The number of items recalled on the STM-COMET delayed verbal recall tests showed a significant increase in the group switched to RLAI

(p < 0.05). The mean response time (seconds) in the STM-COMET memory scanning test was a significant improvement, and the mean number of items recalled on the STM-COMET memory filtering test was a significant increase in the group switched to RLAI (p = 0.003 and 0.02, respectively). Furthermore, no significant differences were seen in the mean changes from baseline in each of the STM-COMET Inhibitors,research,lifescience,medical tests in the control group. No significant difference was seen Proteasome structure between the two groups in the mean change from baseline in the risperidone equivalent dose. The mean change from baseline in the biperiden equivalent dose was Inhibitors,research,lifescience,medical significantly lower in the group switched to RLAI than in the control group (Table 3).

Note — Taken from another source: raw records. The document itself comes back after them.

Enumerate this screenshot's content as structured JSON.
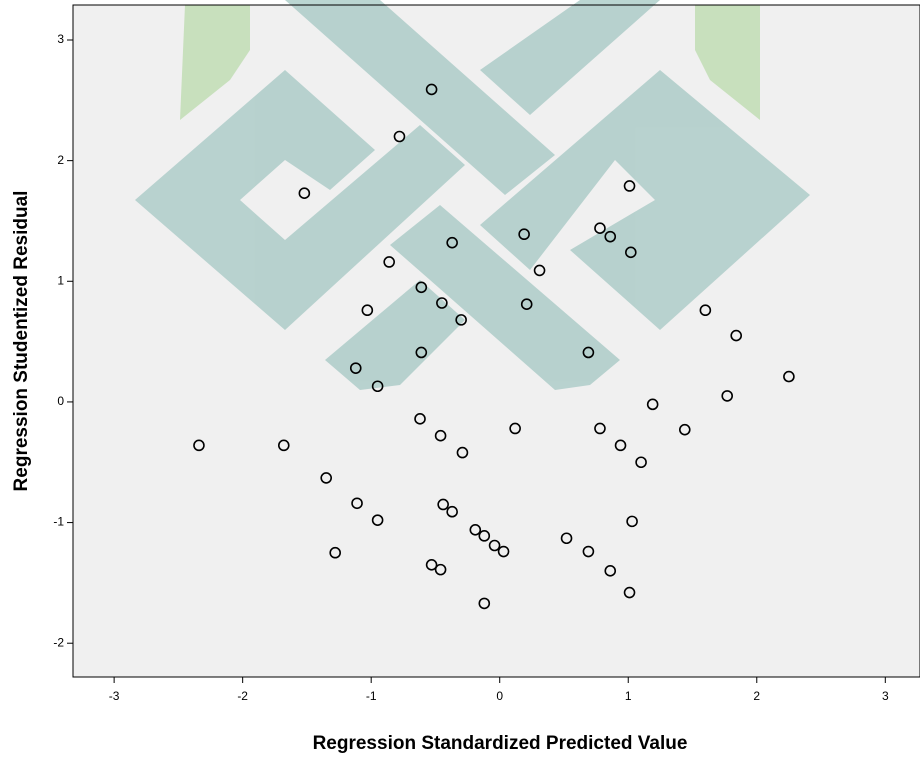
{
  "chart_data": {
    "type": "scatter",
    "x_label": "Regression Standardized Predicted Value",
    "y_label": "Regression Studentized Residual",
    "x": [
      -0.53,
      -0.78,
      -1.52,
      1.01,
      0.19,
      -0.37,
      0.78,
      0.86,
      1.02,
      -0.86,
      0.31,
      -0.61,
      -0.45,
      -1.03,
      0.21,
      -0.3,
      1.6,
      1.84,
      0.69,
      -0.61,
      -1.12,
      -0.95,
      2.25,
      1.77,
      1.19,
      -0.62,
      0.12,
      0.78,
      1.44,
      -2.34,
      -1.68,
      -0.46,
      0.94,
      -0.29,
      1.1,
      -1.35,
      -1.11,
      -0.44,
      -0.37,
      -0.95,
      1.03,
      -0.19,
      -0.12,
      -0.04,
      0.03,
      0.52,
      -1.28,
      0.69,
      -0.53,
      -0.46,
      0.86,
      1.01,
      -0.12
    ],
    "y": [
      2.59,
      2.2,
      1.73,
      1.79,
      1.39,
      1.32,
      1.44,
      1.37,
      1.24,
      1.16,
      1.09,
      0.95,
      0.82,
      0.76,
      0.81,
      0.68,
      0.76,
      0.55,
      0.41,
      0.41,
      0.28,
      0.13,
      0.21,
      0.05,
      -0.02,
      -0.14,
      -0.22,
      -0.22,
      -0.23,
      -0.36,
      -0.36,
      -0.28,
      -0.36,
      -0.42,
      -0.5,
      -0.63,
      -0.84,
      -0.85,
      -0.91,
      -0.98,
      -0.99,
      -1.06,
      -1.11,
      -1.19,
      -1.24,
      -1.13,
      -1.25,
      -1.24,
      -1.35,
      -1.39,
      -1.4,
      -1.58,
      -1.67
    ],
    "color": "#000000",
    "xlim": [
      -3.32,
      3.27
    ],
    "ylim": [
      -2.28,
      3.29
    ],
    "xticks": [
      -3,
      -2,
      -1,
      0,
      1,
      2,
      3
    ],
    "yticks": [
      -2,
      -1,
      0,
      1,
      2,
      3
    ]
  }
}
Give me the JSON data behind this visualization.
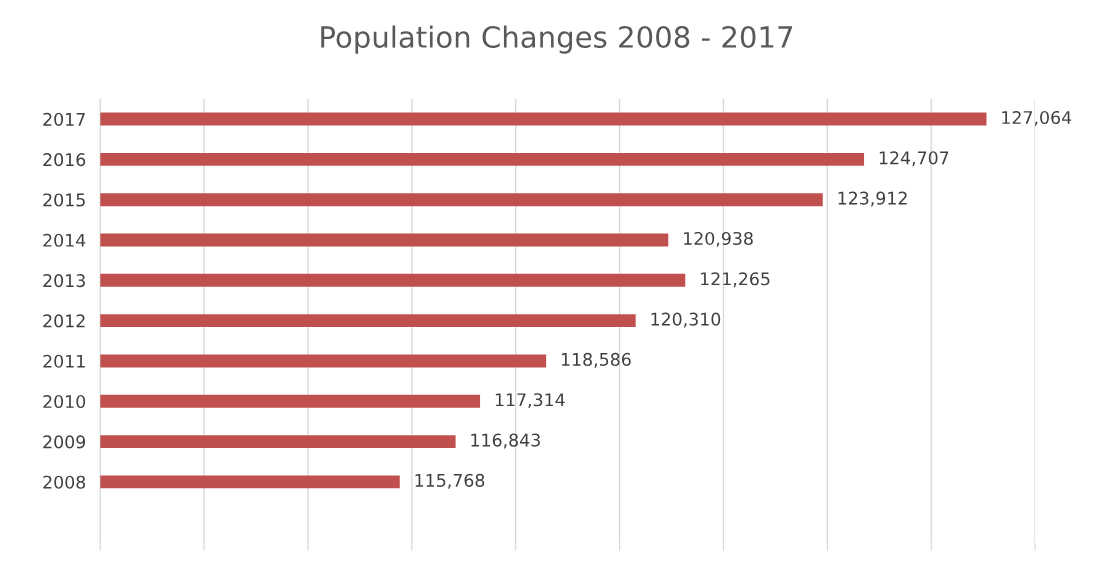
{
  "chart_data": {
    "type": "bar",
    "orientation": "horizontal",
    "title": "Population Changes 2008 - 2017",
    "categories": [
      "2017",
      "2016",
      "2015",
      "2014",
      "2013",
      "2012",
      "2011",
      "2010",
      "2009",
      "2008",
      null
    ],
    "values": [
      127064,
      124707,
      123912,
      120938,
      121265,
      120310,
      118586,
      117314,
      116843,
      115768,
      null
    ],
    "value_labels": [
      "127,064",
      "124,707",
      "123,912",
      "120,938",
      "121,265",
      "120,310",
      "118,586",
      "117,314",
      "116,843",
      "115,768",
      null
    ],
    "color": "#c0504d",
    "xlim": [
      110000,
      128000
    ],
    "xticks": [
      {
        "value": 110000,
        "label": null
      },
      {
        "value": 112000,
        "label": null
      },
      {
        "value": 114000,
        "label": null
      },
      {
        "value": 116000,
        "label": null
      },
      {
        "value": 118000,
        "label": null
      },
      {
        "value": 120000,
        "label": null
      },
      {
        "value": 122000,
        "label": null
      },
      {
        "value": 124000,
        "label": null
      },
      {
        "value": 126000,
        "label": null
      },
      {
        "value": 128000,
        "label": null
      }
    ],
    "tick_labels": "y",
    "grid": "x",
    "legend": false
  }
}
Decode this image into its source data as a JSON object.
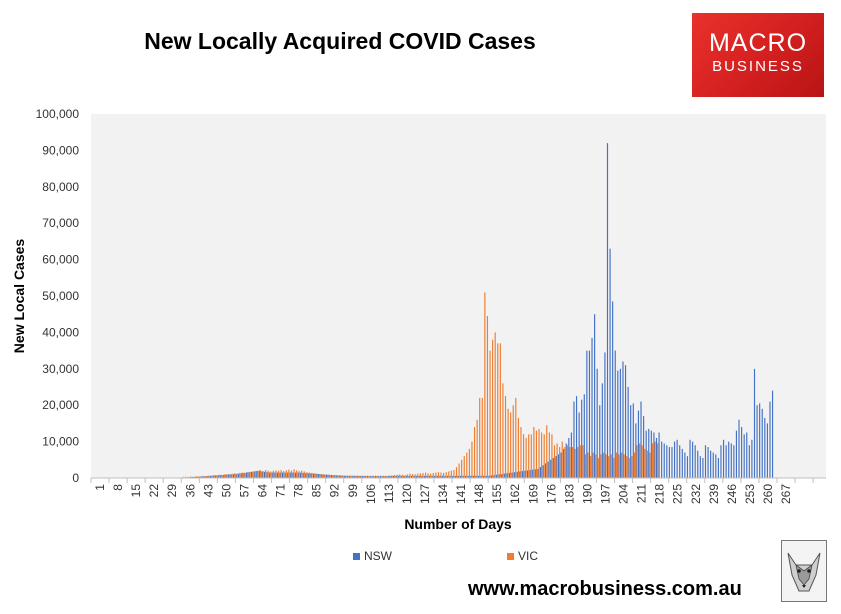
{
  "title": "New Locally Acquired COVID Cases",
  "logo": {
    "line1": "MACRO",
    "line2": "BUSINESS"
  },
  "website": "www.macrobusiness.com.au",
  "colors": {
    "nsw": "#4472C4",
    "vic": "#ED7D31",
    "plot_bg": "#F2F2F2"
  },
  "chart_data": {
    "type": "bar",
    "xlabel": "Number of Days",
    "ylabel": "New Local Cases",
    "ylim": [
      0,
      100000
    ],
    "yticks": [
      0,
      10000,
      20000,
      30000,
      40000,
      50000,
      60000,
      70000,
      80000,
      90000,
      100000
    ],
    "ytick_labels": [
      "0",
      "10,000",
      "20,000",
      "30,000",
      "40,000",
      "50,000",
      "60,000",
      "70,000",
      "80,000",
      "90,000",
      "100,000"
    ],
    "xtick_labels": [
      "1",
      "8",
      "15",
      "22",
      "29",
      "36",
      "43",
      "50",
      "57",
      "64",
      "71",
      "78",
      "85",
      "92",
      "99",
      "106",
      "113",
      "120",
      "127",
      "134",
      "141",
      "148",
      "155",
      "162",
      "169",
      "176",
      "183",
      "190",
      "197",
      "204",
      "211",
      "218",
      "225",
      "232",
      "239",
      "246",
      "253",
      "260",
      "267"
    ],
    "legend_position": "bottom",
    "series": [
      {
        "name": "NSW",
        "x_start": 1,
        "values": [
          0,
          0,
          0,
          0,
          0,
          0,
          0,
          0,
          0,
          0,
          0,
          0,
          0,
          0,
          0,
          0,
          0,
          0,
          0,
          0,
          0,
          0,
          0,
          0,
          0,
          0,
          0,
          0,
          0,
          0,
          0,
          0,
          0,
          0,
          0,
          0,
          100,
          150,
          200,
          250,
          300,
          350,
          400,
          450,
          500,
          550,
          600,
          650,
          700,
          750,
          800,
          850,
          900,
          950,
          1000,
          1050,
          1100,
          1200,
          1300,
          1400,
          1500,
          1600,
          1700,
          1800,
          1900,
          2000,
          1800,
          1700,
          1600,
          1500,
          1500,
          1500,
          1500,
          1500,
          1500,
          1500,
          1500,
          1500,
          1500,
          1500,
          1500,
          1450,
          1400,
          1350,
          1300,
          1250,
          1200,
          1150,
          1100,
          1050,
          1000,
          950,
          900,
          850,
          800,
          750,
          700,
          650,
          600,
          600,
          600,
          600,
          600,
          600,
          600,
          600,
          600,
          600,
          600,
          600,
          600,
          600,
          600,
          600,
          600,
          600,
          600,
          600,
          600,
          600,
          600,
          600,
          600,
          600,
          600,
          600,
          600,
          600,
          600,
          600,
          600,
          600,
          600,
          600,
          600,
          600,
          600,
          600,
          600,
          600,
          600,
          600,
          600,
          600,
          600,
          600,
          600,
          600,
          600,
          600,
          600,
          600,
          600,
          600,
          600,
          700,
          800,
          900,
          1000,
          1100,
          1200,
          1300,
          1400,
          1500,
          1600,
          1700,
          1800,
          1900,
          2000,
          2100,
          2200,
          2300,
          2400,
          2500,
          3000,
          3500,
          4000,
          4500,
          5000,
          5500,
          6000,
          6500,
          7000,
          8000,
          9500,
          11000,
          12500,
          21000,
          22500,
          18000,
          21500,
          23000,
          35000,
          35000,
          38500,
          45000,
          30000,
          20000,
          26000,
          34500,
          92000,
          63000,
          48500,
          35000,
          29500,
          30000,
          32000,
          31000,
          25000,
          20000,
          20500,
          15000,
          18500,
          21000,
          17000,
          13000,
          13500,
          13000,
          12500,
          11000,
          12500,
          10000,
          9500,
          9000,
          8500,
          8500,
          10000,
          10500,
          9000,
          8000,
          7000,
          6000,
          10500,
          10000,
          9000,
          7500,
          6000,
          5500,
          9000,
          8500,
          7500,
          7000,
          6500,
          5500,
          9000,
          10500,
          9000,
          10000,
          9500,
          9000,
          13000,
          16000,
          14000,
          12000,
          12500,
          9000,
          10500,
          30000,
          20000,
          20500,
          19000,
          16500,
          15000,
          21000,
          24000
        ]
      },
      {
        "name": "VIC",
        "x_start": 1,
        "values": [
          0,
          0,
          0,
          0,
          0,
          0,
          0,
          0,
          0,
          0,
          0,
          0,
          0,
          0,
          0,
          0,
          0,
          0,
          0,
          0,
          0,
          0,
          0,
          0,
          0,
          0,
          0,
          0,
          0,
          0,
          0,
          0,
          0,
          0,
          0,
          300,
          350,
          300,
          400,
          350,
          500,
          450,
          500,
          600,
          550,
          700,
          650,
          800,
          750,
          900,
          850,
          1000,
          1100,
          1050,
          1200,
          1300,
          1250,
          1400,
          1500,
          1450,
          1600,
          1700,
          1800,
          1900,
          2000,
          2100,
          1900,
          2200,
          2000,
          1800,
          2000,
          2100,
          2000,
          2200,
          1900,
          2100,
          2300,
          2000,
          2400,
          2100,
          1900,
          2000,
          1800,
          1600,
          1500,
          1400,
          1300,
          1200,
          1100,
          1000,
          950,
          900,
          850,
          800,
          780,
          760,
          740,
          720,
          700,
          680,
          660,
          640,
          620,
          600,
          580,
          560,
          540,
          520,
          500,
          500,
          500,
          500,
          500,
          500,
          500,
          600,
          700,
          800,
          900,
          1000,
          900,
          800,
          1000,
          1200,
          1100,
          1000,
          1200,
          1300,
          1400,
          1500,
          1300,
          1200,
          1400,
          1500,
          1600,
          1500,
          1400,
          1600,
          1800,
          2000,
          2200,
          3000,
          4000,
          5000,
          6000,
          7000,
          8000,
          10000,
          14000,
          16000,
          22000,
          22000,
          51000,
          44500,
          35000,
          38000,
          40000,
          37000,
          37000,
          26000,
          22500,
          19000,
          18000,
          20000,
          22000,
          16500,
          14000,
          12000,
          11000,
          12000,
          12000,
          14000,
          13000,
          13500,
          12500,
          12000,
          14500,
          12500,
          12000,
          9000,
          9500,
          8500,
          10000,
          8500,
          9000,
          8500,
          8500,
          8000,
          8500,
          9000,
          9000,
          6500,
          7000,
          6000,
          7000,
          6500,
          5500,
          6500,
          7000,
          6500,
          6000,
          6500,
          5500,
          7000,
          6500,
          7000,
          6500,
          6000,
          5500,
          6000,
          7000,
          9000,
          9500,
          9000,
          8000,
          7500,
          7000,
          9500,
          10000,
          9500
        ]
      }
    ]
  }
}
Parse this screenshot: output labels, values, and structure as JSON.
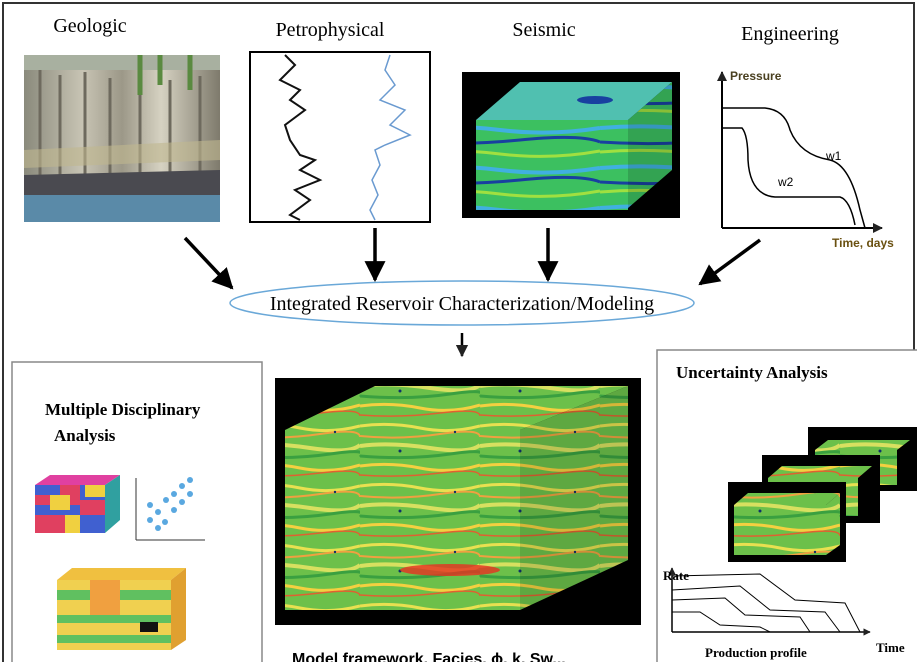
{
  "sources": [
    {
      "label": "Geologic"
    },
    {
      "label": "Petrophysical"
    },
    {
      "label": "Seismic"
    },
    {
      "label": "Engineering",
      "y_axis": "Pressure",
      "x_axis": "Time, days",
      "curves": [
        "w1",
        "w2"
      ]
    }
  ],
  "hub": {
    "label": "Integrated Reservoir Characterization/Modeling"
  },
  "outputs": {
    "multidisciplinary": {
      "title_lines": [
        "Multiple Disciplinary",
        "Analysis"
      ]
    },
    "model": {
      "caption": "Model framework, Facies, ϕ, k, Sw..."
    },
    "uncertainty": {
      "title": "Uncertainty Analysis",
      "y_axis": "Rate",
      "x_axis": "Time",
      "caption": "Production profile"
    }
  }
}
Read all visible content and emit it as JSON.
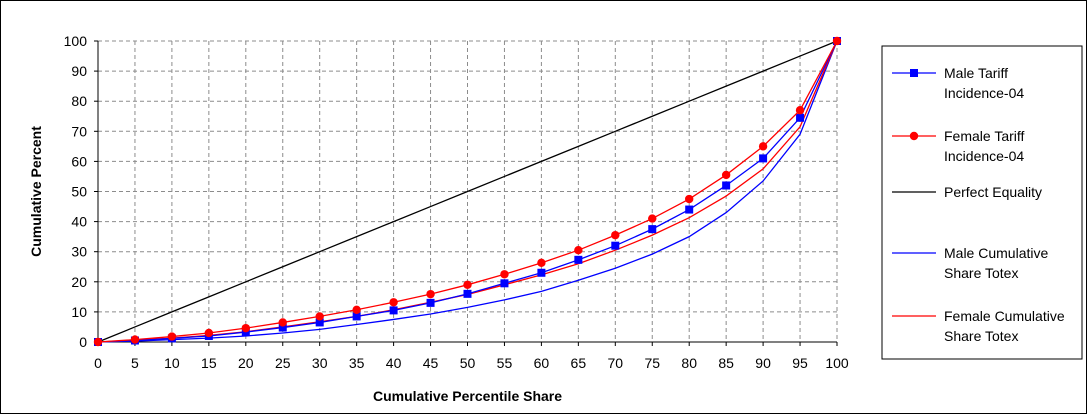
{
  "chart_data": {
    "type": "line",
    "title": "",
    "xlabel": "Cumulative Percentile Share",
    "ylabel": "Cumulative Percent",
    "xlim": [
      0,
      100
    ],
    "ylim": [
      0,
      100
    ],
    "x_ticks": [
      "0",
      "5",
      "10",
      "15",
      "20",
      "25",
      "30",
      "35",
      "40",
      "45",
      "50",
      "55",
      "60",
      "65",
      "70",
      "75",
      "80",
      "85",
      "90",
      "95",
      "100"
    ],
    "y_ticks": [
      "0",
      "10",
      "20",
      "30",
      "40",
      "50",
      "60",
      "70",
      "80",
      "90",
      "100"
    ],
    "grid": "dashed",
    "legend_position": "right",
    "x": [
      0,
      5,
      10,
      15,
      20,
      25,
      30,
      35,
      40,
      45,
      50,
      55,
      60,
      65,
      70,
      75,
      80,
      85,
      90,
      95,
      100
    ],
    "series": [
      {
        "name": "Male Tariff Incidence-04",
        "legend_lines": [
          "Male Tariff",
          "Incidence-04"
        ],
        "color": "#0000ff",
        "marker": "square",
        "values": [
          0,
          0.5,
          1.2,
          2.0,
          3.3,
          4.8,
          6.5,
          8.5,
          10.5,
          13.0,
          16.0,
          19.5,
          23.0,
          27.3,
          32.0,
          37.5,
          44.0,
          52.0,
          61.0,
          74.5,
          100
        ]
      },
      {
        "name": "Female Tariff Incidence-04",
        "legend_lines": [
          "Female Tariff",
          "Incidence-04"
        ],
        "color": "#ff0000",
        "marker": "circle",
        "values": [
          0,
          0.8,
          1.8,
          3.0,
          4.6,
          6.5,
          8.5,
          10.7,
          13.2,
          15.9,
          19.0,
          22.5,
          26.3,
          30.5,
          35.5,
          41.0,
          47.5,
          55.5,
          65.0,
          77.0,
          100
        ]
      },
      {
        "name": "Perfect Equality",
        "legend_lines": [
          "Perfect Equality"
        ],
        "color": "#000000",
        "marker": "none",
        "values": [
          0,
          5,
          10,
          15,
          20,
          25,
          30,
          35,
          40,
          45,
          50,
          55,
          60,
          65,
          70,
          75,
          80,
          85,
          90,
          95,
          100
        ]
      },
      {
        "name": "Male Cumulative Share Totex",
        "legend_lines": [
          "Male Cumulative",
          "Share Totex"
        ],
        "color": "#0000ff",
        "marker": "none",
        "values": [
          0,
          0.3,
          0.8,
          1.3,
          2.0,
          3.0,
          4.2,
          5.8,
          7.5,
          9.3,
          11.5,
          14.0,
          16.8,
          20.5,
          24.5,
          29.2,
          35.0,
          43.0,
          53.5,
          69.0,
          100
        ]
      },
      {
        "name": "Female Cumulative Share Totex",
        "legend_lines": [
          "Female Cumulative",
          "Share Totex"
        ],
        "color": "#ff0000",
        "marker": "none",
        "values": [
          0,
          0.6,
          1.3,
          2.2,
          3.4,
          5.0,
          6.7,
          8.5,
          10.7,
          13.2,
          15.8,
          19.0,
          22.3,
          26.0,
          30.5,
          35.5,
          41.3,
          48.5,
          57.5,
          71.5,
          100
        ]
      }
    ]
  }
}
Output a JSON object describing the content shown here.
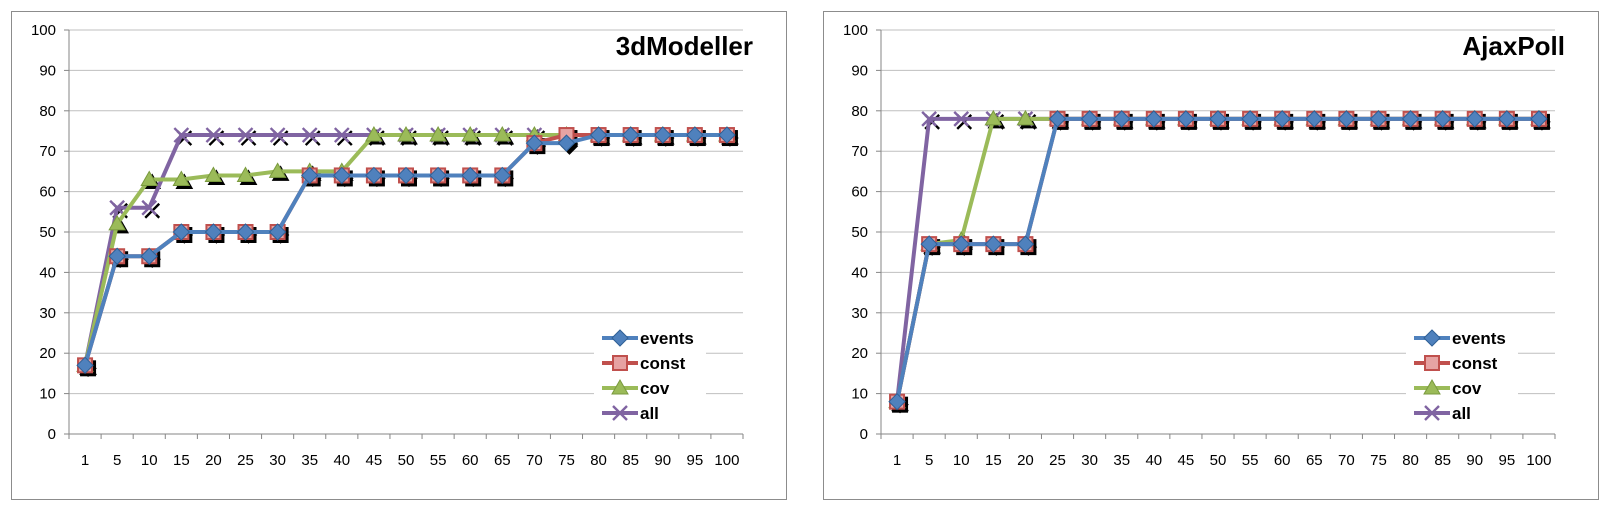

The mean risperidone equivalent dose and the mean biperiden equivalent dose were a significant decrease from baseline in the group switched to RLAI (p = 0.04 and 0.01, respectively). No significant differences were observed

in the control Inhibitors,research,lifescience,medical group either in the mean change from baseline in the risperidone equivalent dose or in the mean change from baseline in the biperiden equivalent dose. Table 3. The change over time in the risperidone equivalent dose and the biperiden equivalent dose (mg/day) Table 4 shows correlations between changes in cognitive function and clinical symptoms before Inhibitors,research,lifescience,medical and after switching to RLAI. Most improvements in cognitive function were not correlated with clinical symptoms. Only the improvement in the delayed verbal recall was significantly correlated

with changes in the PANSS positive symptoms. Table 4. Correlations between changes in cognitive and clinical outcomes before and after switching risperidone long-acting injection Discussion No differences were seen in efficacy in the improvement of clinical symptoms between the group switched to RLAI and the control group when inpatients with schizophrenia were given RLAI for 24 weeks, and the efficacy thereof with respect to clinical Inhibitors,research,lifescience,medical symptoms was compared with that obtained in the control group, which continued to receive oral risperidone. In addition, although during no significant differences were seen between the two groups in the change in risperidone equivalent dose, the risperidone equivalent dose could be reduced in the group switched to RLAI more than in the control group. In overseas clinical studies, switching to RLAI has also been seen to result in lower doses [Schmauss et al. 2007]. Furthermore, as described above, considering that it was possible to strive for perfect treatment compliance in this study, switching patients from oral risperidone to RLAI might result in the same clinical efficacy as that achieved with oral risperidone, even if the risperidone equivalent dose is lower than that used with oral risperidone.